E claro, há a SIPO, em Óbidos. A Semana Internacional de Piano do Oeste .já com a legitimidade de alguns anos por aquelas paragens. Uma legitimidade esteticamente cuidada que faz boa parceria com o cenário natural: as inaugurações sempre precedidas de uma exposição de artes plásticas – este ano, a 4 de Julho, é a vez de Maria Leal da Costa; as indispensáveis “masterclasses” e os seus fecundos diálogos mestre/aluno diante de um teclado pianístico; e as noites abertas ao público, ouvindo os músicos que durante o dia ensinaram aos seus alunos os segredos do bem executar, ensinarem-nos agora a nós a ouvi-los…E ah que saudade infinita do Paul Badura Skoda e dos memoráveis serões que nos proporcionou, sentado ao piano numa sala intramuralhas da Rua Direita.
Um regalo para habitantes, passantes e visitantes. E vizinhos, como nós. A vila branca com sardinheiras terá sempre esta divida de gratidão para com a pianista Manuela Gouveia fundadora da SIPO.
É que a sua perseverança na continuidade da SIPO – concertos e masterclasses – têm atravessado todos os ventos e todas as marés deste Oeste.
3 Tomo sempre boa nota dos meus colegas destas e doutras “páginas” pela elaboração de listas de livros e depois pela sua “oferta” para que nos cultivemos ou entretivemos na “única estação”. A ideia, é indiscutivelmente boa e útil mas há uma qualquer relutância em mim em “assinar” a ideia. Os livros são de todas as estações, um carrossel que gira toda a roda do ano, vai girando, vamos lendo. Ignoro se algum estudo, estatística, números de vendas, etc., tenha alguma vez provado que “se lê mais no verão”. Talvez, pode ser. Por mim ofereço-lhes Ruy Belo. Escreveu muito e como (quase?) ninguém. Evoquei-o acima, deixo-o convosco agora.

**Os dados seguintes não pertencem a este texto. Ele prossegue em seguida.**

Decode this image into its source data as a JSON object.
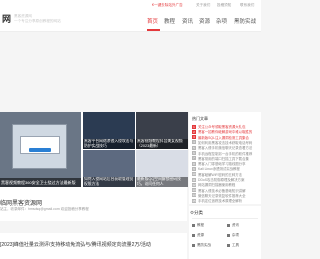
{
  "topbar": {
    "hot_link": "€一键去除站外广告",
    "links": [
      "关于我们",
      "投稿须知",
      "联系我们"
    ]
  },
  "header": {
    "logo": "网",
    "tagline_1": "黑客资源网",
    "tagline_2": "一个专注分享原创教程的网站",
    "nav": [
      "首页",
      "教程",
      "资讯",
      "资源",
      "杂项",
      "黑防实战"
    ]
  },
  "slider": {
    "caption": "黑客视频教程360安全卫士绕过方法最新版"
  },
  "thumbs": [
    {
      "caption": "黑客平台网络渗透入侵攻击与防护实战技巧"
    },
    {
      "caption": "黑客视频教程抖音美女视频（2023最新）"
    },
    {
      "caption": "如何入侵网站后台获取管理员权限方法"
    },
    {
      "caption": "最新版QQ空间解锁密码技巧，访问任何人"
    }
  ],
  "section": {
    "title": "临网黑客资源网",
    "sub": "站主，收录邮件：hmsdsq@gmail.com 欢迎投稿分享教程"
  },
  "post": {
    "title": "[2023]峰值社量云测评/支持移动免流弘与/腾讯视频定向流量2万/活动"
  },
  "rank": {
    "title": "热门文章",
    "items": [
      "关注公众号领取黑客资源大礼包",
      "黑客一招教你破解游戏中难以取胜的",
      "最新版SQL注入漏洞检测工具集合",
      "如何利用黑客攻击技术获取电话号码",
      "黑客入侵手机微信聊天记录查看方法",
      "手机远程控制另一台手机的软件推荐",
      "黑客常用的端口扫描工具下载合集",
      "黑客入门零基础学习路线图分享",
      "Kali Linux渗透测试实战教程",
      "黑客破解WiFi密码的五种方法",
      "DDoS攻击防御原理及解决方案",
      "网站漏洞扫描器使用教程",
      "黑客入侵技术必备基础知识讲解",
      "微信聊天记录恢复软件推荐大全",
      "手机定位追踪技术原理全解析"
    ]
  },
  "category": {
    "title": "分类",
    "cells": [
      {
        "label": "教程"
      },
      {
        "label": "资讯"
      },
      {
        "label": "资源"
      },
      {
        "label": "杂项"
      },
      {
        "label": "黑防实战"
      },
      {
        "label": "工具"
      }
    ]
  },
  "colors": {
    "accent": "#e4393c"
  }
}
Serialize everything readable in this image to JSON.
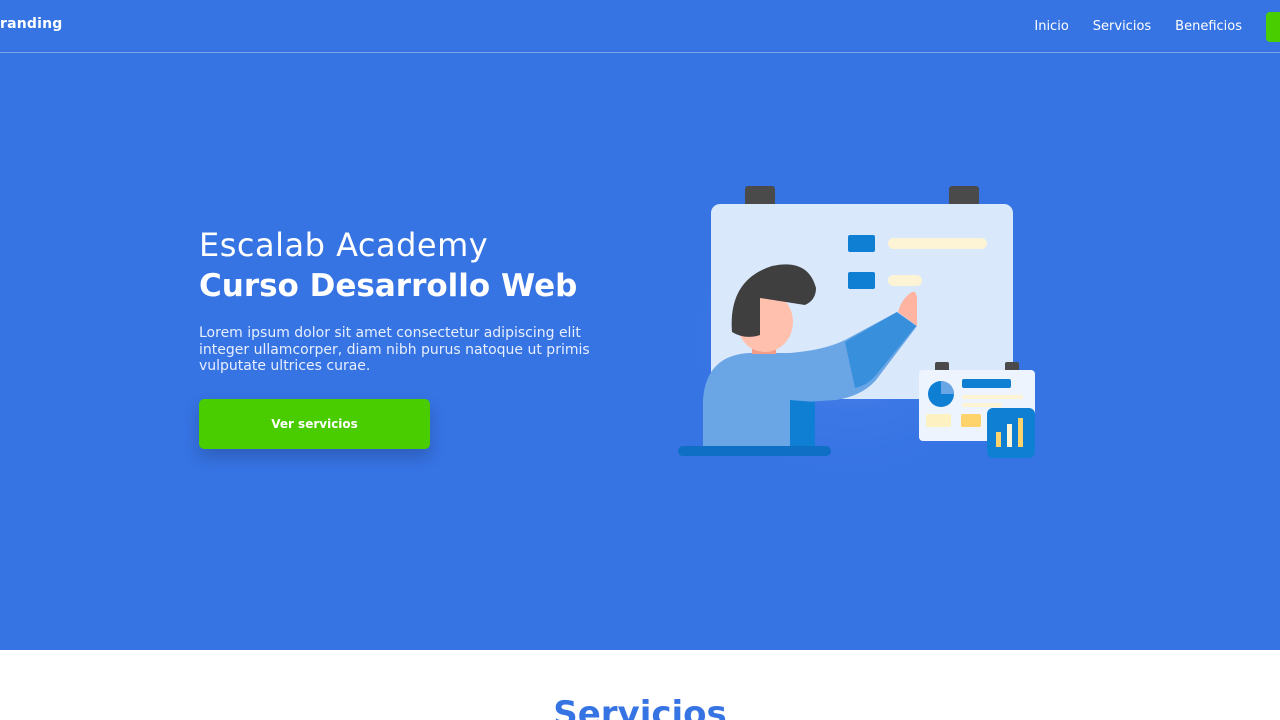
{
  "navbar": {
    "brand": "randing",
    "links": [
      "Inicio",
      "Servicios",
      "Beneficios"
    ]
  },
  "hero": {
    "title_line1": "Escalab Academy",
    "title_line2": "Curso Desarrollo Web",
    "lead": "Lorem ipsum dolor sit amet consectetur adipiscing elit integer ullamcorper, diam nibh purus natoque ut primis vulputate ultrices curae.",
    "button_label": "Ver servicios"
  },
  "services": {
    "title": "Servicios"
  },
  "colors": {
    "primary": "#3673e3",
    "accent": "#49cc00",
    "text_light": "#ffffff"
  }
}
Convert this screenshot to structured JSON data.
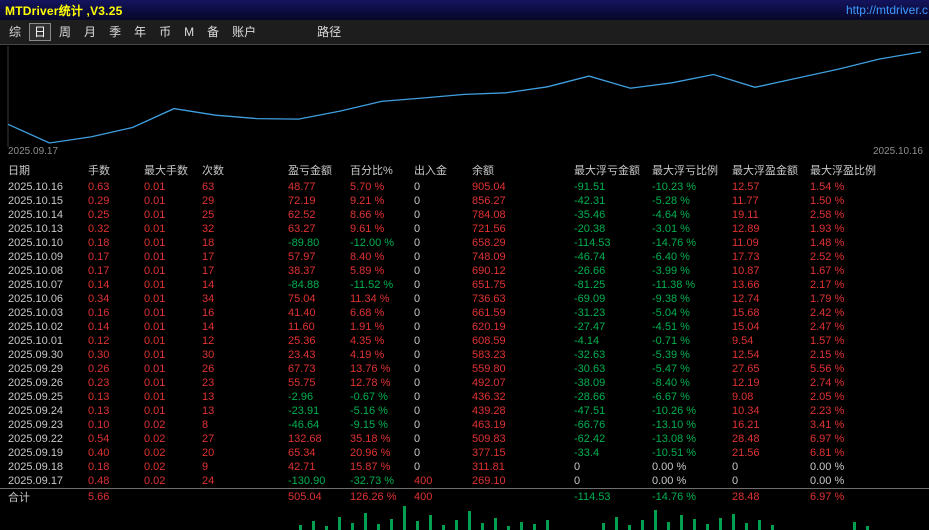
{
  "title_bar": {
    "title": "MTDriver统计 ,V3.25",
    "url": "http://mtdriver.c"
  },
  "menu": {
    "items": [
      {
        "label": "综",
        "selected": false
      },
      {
        "label": "日",
        "selected": true
      },
      {
        "label": "周",
        "selected": false
      },
      {
        "label": "月",
        "selected": false
      },
      {
        "label": "季",
        "selected": false
      },
      {
        "label": "年",
        "selected": false
      },
      {
        "label": "币",
        "selected": false
      },
      {
        "label": "M",
        "selected": false
      },
      {
        "label": "备",
        "selected": false
      },
      {
        "label": "账户",
        "selected": false
      },
      {
        "label": "路径",
        "selected": false,
        "gap_before": true
      }
    ]
  },
  "colors": {
    "positive": "#e03232",
    "negative": "#00b050",
    "neutral": "#c8c8c8",
    "line": "#3f9fdf",
    "title": "#ffff00",
    "link": "#3d9bff",
    "volume": "#00a050"
  },
  "chart_data": {
    "type": "line",
    "title": "",
    "xlabel": "",
    "ylabel": "",
    "legend": "none",
    "grid": false,
    "x_axis_labels": [
      "2025.09.17",
      "2025.10.16"
    ],
    "initial_value": 400,
    "dates": [
      "2025.09.17",
      "2025.09.18",
      "2025.09.19",
      "2025.09.22",
      "2025.09.23",
      "2025.09.24",
      "2025.09.25",
      "2025.09.26",
      "2025.09.29",
      "2025.09.30",
      "2025.10.01",
      "2025.10.02",
      "2025.10.03",
      "2025.10.06",
      "2025.10.07",
      "2025.10.08",
      "2025.10.09",
      "2025.10.10",
      "2025.10.13",
      "2025.10.14",
      "2025.10.15",
      "2025.10.16"
    ],
    "balances": [
      269.1,
      311.81,
      377.15,
      509.83,
      463.19,
      439.28,
      436.32,
      492.07,
      559.8,
      583.23,
      608.59,
      620.19,
      661.59,
      736.63,
      651.75,
      690.12,
      748.09,
      658.29,
      721.56,
      784.08,
      856.27,
      905.04
    ],
    "ylim": [
      269.1,
      905.04
    ]
  },
  "table": {
    "columns": [
      "日期",
      "手数",
      "最大手数",
      "次数",
      "盈亏金额",
      "百分比%",
      "出入金",
      "余额",
      "最大浮亏金额",
      "最大浮亏比例",
      "最大浮盈金额",
      "最大浮盈比例"
    ],
    "rows": [
      [
        "2025.10.16",
        "0.63",
        "0.01",
        "63",
        "48.77",
        "5.70 %",
        "0",
        "905.04",
        "-91.51",
        "-10.23 %",
        "12.57",
        "1.54 %"
      ],
      [
        "2025.10.15",
        "0.29",
        "0.01",
        "29",
        "72.19",
        "9.21 %",
        "0",
        "856.27",
        "-42.31",
        "-5.28 %",
        "11.77",
        "1.50 %"
      ],
      [
        "2025.10.14",
        "0.25",
        "0.01",
        "25",
        "62.52",
        "8.66 %",
        "0",
        "784.08",
        "-35.46",
        "-4.64 %",
        "19.11",
        "2.58 %"
      ],
      [
        "2025.10.13",
        "0.32",
        "0.01",
        "32",
        "63.27",
        "9.61 %",
        "0",
        "721.56",
        "-20.38",
        "-3.01 %",
        "12.89",
        "1.93 %"
      ],
      [
        "2025.10.10",
        "0.18",
        "0.01",
        "18",
        "-89.80",
        "-12.00 %",
        "0",
        "658.29",
        "-114.53",
        "-14.76 %",
        "11.09",
        "1.48 %"
      ],
      [
        "2025.10.09",
        "0.17",
        "0.01",
        "17",
        "57.97",
        "8.40 %",
        "0",
        "748.09",
        "-46.74",
        "-6.40 %",
        "17.73",
        "2.52 %"
      ],
      [
        "2025.10.08",
        "0.17",
        "0.01",
        "17",
        "38.37",
        "5.89 %",
        "0",
        "690.12",
        "-26.66",
        "-3.99 %",
        "10.87",
        "1.67 %"
      ],
      [
        "2025.10.07",
        "0.14",
        "0.01",
        "14",
        "-84.88",
        "-11.52 %",
        "0",
        "651.75",
        "-81.25",
        "-11.38 %",
        "13.66",
        "2.17 %"
      ],
      [
        "2025.10.06",
        "0.34",
        "0.01",
        "34",
        "75.04",
        "11.34 %",
        "0",
        "736.63",
        "-69.09",
        "-9.38 %",
        "12.74",
        "1.79 %"
      ],
      [
        "2025.10.03",
        "0.16",
        "0.01",
        "16",
        "41.40",
        "6.68 %",
        "0",
        "661.59",
        "-31.23",
        "-5.04 %",
        "15.68",
        "2.42 %"
      ],
      [
        "2025.10.02",
        "0.14",
        "0.01",
        "14",
        "11.60",
        "1.91 %",
        "0",
        "620.19",
        "-27.47",
        "-4.51 %",
        "15.04",
        "2.47 %"
      ],
      [
        "2025.10.01",
        "0.12",
        "0.01",
        "12",
        "25.36",
        "4.35 %",
        "0",
        "608.59",
        "-4.14",
        "-0.71 %",
        "9.54",
        "1.57 %"
      ],
      [
        "2025.09.30",
        "0.30",
        "0.01",
        "30",
        "23.43",
        "4.19 %",
        "0",
        "583.23",
        "-32.63",
        "-5.39 %",
        "12.54",
        "2.15 %"
      ],
      [
        "2025.09.29",
        "0.26",
        "0.01",
        "26",
        "67.73",
        "13.76 %",
        "0",
        "559.80",
        "-30.63",
        "-5.47 %",
        "27.65",
        "5.56 %"
      ],
      [
        "2025.09.26",
        "0.23",
        "0.01",
        "23",
        "55.75",
        "12.78 %",
        "0",
        "492.07",
        "-38.09",
        "-8.40 %",
        "12.19",
        "2.74 %"
      ],
      [
        "2025.09.25",
        "0.13",
        "0.01",
        "13",
        "-2.96",
        "-0.67 %",
        "0",
        "436.32",
        "-28.66",
        "-6.67 %",
        "9.08",
        "2.05 %"
      ],
      [
        "2025.09.24",
        "0.13",
        "0.01",
        "13",
        "-23.91",
        "-5.16 %",
        "0",
        "439.28",
        "-47.51",
        "-10.26 %",
        "10.34",
        "2.23 %"
      ],
      [
        "2025.09.23",
        "0.10",
        "0.02",
        "8",
        "-46.64",
        "-9.15 %",
        "0",
        "463.19",
        "-66.76",
        "-13.10 %",
        "16.21",
        "3.41 %"
      ],
      [
        "2025.09.22",
        "0.54",
        "0.02",
        "27",
        "132.68",
        "35.18 %",
        "0",
        "509.83",
        "-62.42",
        "-13.08 %",
        "28.48",
        "6.97 %"
      ],
      [
        "2025.09.19",
        "0.40",
        "0.02",
        "20",
        "65.34",
        "20.96 %",
        "0",
        "377.15",
        "-33.4",
        "-10.51 %",
        "21.56",
        "6.81 %"
      ],
      [
        "2025.09.18",
        "0.18",
        "0.02",
        "9",
        "42.71",
        "15.87 %",
        "0",
        "311.81",
        "0",
        "0.00 %",
        "0",
        "0.00 %"
      ],
      [
        "2025.09.17",
        "0.48",
        "0.02",
        "24",
        "-130.90",
        "-32.73 %",
        "400",
        "269.10",
        "0",
        "0.00 %",
        "0",
        "0.00 %"
      ]
    ],
    "total_row": [
      "合计",
      "5.66",
      "",
      "",
      "505.04",
      "126.26 %",
      "400",
      "",
      "-114.53",
      "-14.76 %",
      "28.48",
      "6.97 %"
    ]
  },
  "volume_strip": {
    "bars": [
      [
        0.322,
        5
      ],
      [
        0.336,
        9
      ],
      [
        0.35,
        4
      ],
      [
        0.364,
        13
      ],
      [
        0.378,
        7
      ],
      [
        0.392,
        17
      ],
      [
        0.406,
        6
      ],
      [
        0.42,
        11
      ],
      [
        0.434,
        24
      ],
      [
        0.448,
        9
      ],
      [
        0.462,
        15
      ],
      [
        0.476,
        5
      ],
      [
        0.49,
        10
      ],
      [
        0.504,
        19
      ],
      [
        0.518,
        7
      ],
      [
        0.532,
        12
      ],
      [
        0.546,
        4
      ],
      [
        0.56,
        8
      ],
      [
        0.574,
        6
      ],
      [
        0.588,
        10
      ],
      [
        0.648,
        7
      ],
      [
        0.662,
        13
      ],
      [
        0.676,
        5
      ],
      [
        0.69,
        10
      ],
      [
        0.704,
        20
      ],
      [
        0.718,
        8
      ],
      [
        0.732,
        15
      ],
      [
        0.746,
        11
      ],
      [
        0.76,
        6
      ],
      [
        0.774,
        12
      ],
      [
        0.788,
        16
      ],
      [
        0.802,
        7
      ],
      [
        0.816,
        10
      ],
      [
        0.83,
        5
      ],
      [
        0.918,
        8
      ],
      [
        0.932,
        4
      ]
    ]
  }
}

Deixo-o aqui, num esplendoroso dia de verão, pelo qual esperei — como pelo de ontem, como pelo de amanhã – como por outra vida. Como faria o poeta. Vão ter com ele a “Todos os Poemas” (Assírio e Alvim”) o livro de todos os livros de Ruy Belo, para todas estações e não só para a “única”. Apesar de ele e eu sabermos que só há uma.